The law increases the accountability of insurance companies by regulating their profit and administrative margins, relative to actual patient-care costs. It also stops companies from dropping people from coverage when they get sick.

The Affordable Care Act (ACA) provides for greater accountability regarding company profits and overhead costs through the Medical Loss Ratio (MLR) standard. This says that 80 to 85 percent of all costs must be directly related to patient care, and that only the remaining percentage can be used for company profits, administrative costs like marketing, and CEO salaries. Companies must make this MLR information public and notify customers if they do not meet the standard and provide rebates. For more on this regulation, check out our recent blog posts on the topic here and here.

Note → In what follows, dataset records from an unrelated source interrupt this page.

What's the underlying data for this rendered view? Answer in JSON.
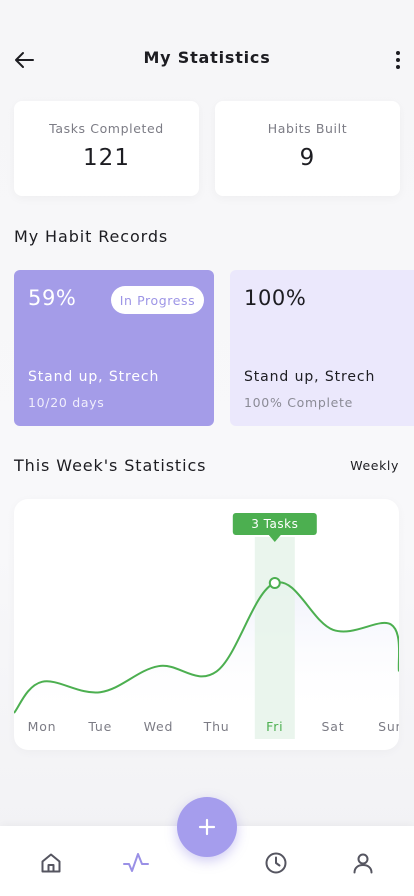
{
  "header": {
    "title": "My Statistics"
  },
  "stats": [
    {
      "label": "Tasks Completed",
      "value": "121"
    },
    {
      "label": "Habits Built",
      "value": "9"
    }
  ],
  "habit_section": {
    "title": "My Habit Records"
  },
  "habits": [
    {
      "percent": "59%",
      "badge": "In Progress",
      "name": "Stand up, Strech",
      "detail": "10/20 days"
    },
    {
      "percent": "100%",
      "name": "Stand up, Strech",
      "detail": "100% Complete"
    }
  ],
  "week_section": {
    "title": "This Week's Statistics",
    "period": "Weekly"
  },
  "chart_data": {
    "type": "line",
    "categories": [
      "Mon",
      "Tue",
      "Wed",
      "Thu",
      "Fri",
      "Sat",
      "Sun"
    ],
    "values": [
      1.1,
      0.9,
      1.4,
      1.3,
      3,
      2.1,
      2.2
    ],
    "highlight": {
      "category": "Fri",
      "label": "3 Tasks"
    },
    "ylim": [
      0,
      4
    ],
    "grid": false,
    "colors": {
      "line": "#4caf50",
      "highlight_band": "#e6f3ea",
      "tooltip": "#4caf50",
      "axis_text": "#7c7c85",
      "highlight_text": "#4caf50"
    }
  },
  "nav": {
    "items": [
      {
        "icon": "home-icon"
      },
      {
        "icon": "activity-icon",
        "active": true
      },
      {
        "icon": "clock-icon"
      },
      {
        "icon": "profile-icon"
      }
    ],
    "fab_icon": "plus-icon"
  },
  "colors": {
    "accent": "#a49ce8",
    "accent_light": "#ebe8fc",
    "chart_green": "#4caf50"
  }
}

In times of serious illness or injury, the last thing women need is to find out that they’ve been dropped from their coverage, a practice known as rescission. This practice is no longer allowed under the ACA. Insurers also are now prohibited from canceling a policy because of an unintentional mistake on paperwork. In the past, insurance companies could search for an error or technical mistake on your application and use it to deny payment for services. The only way a policy can be canceled now is if the company can prove intentional fraud. Additionally, insurers must provide 30-day notice and an opportunity to appeal all rescissions.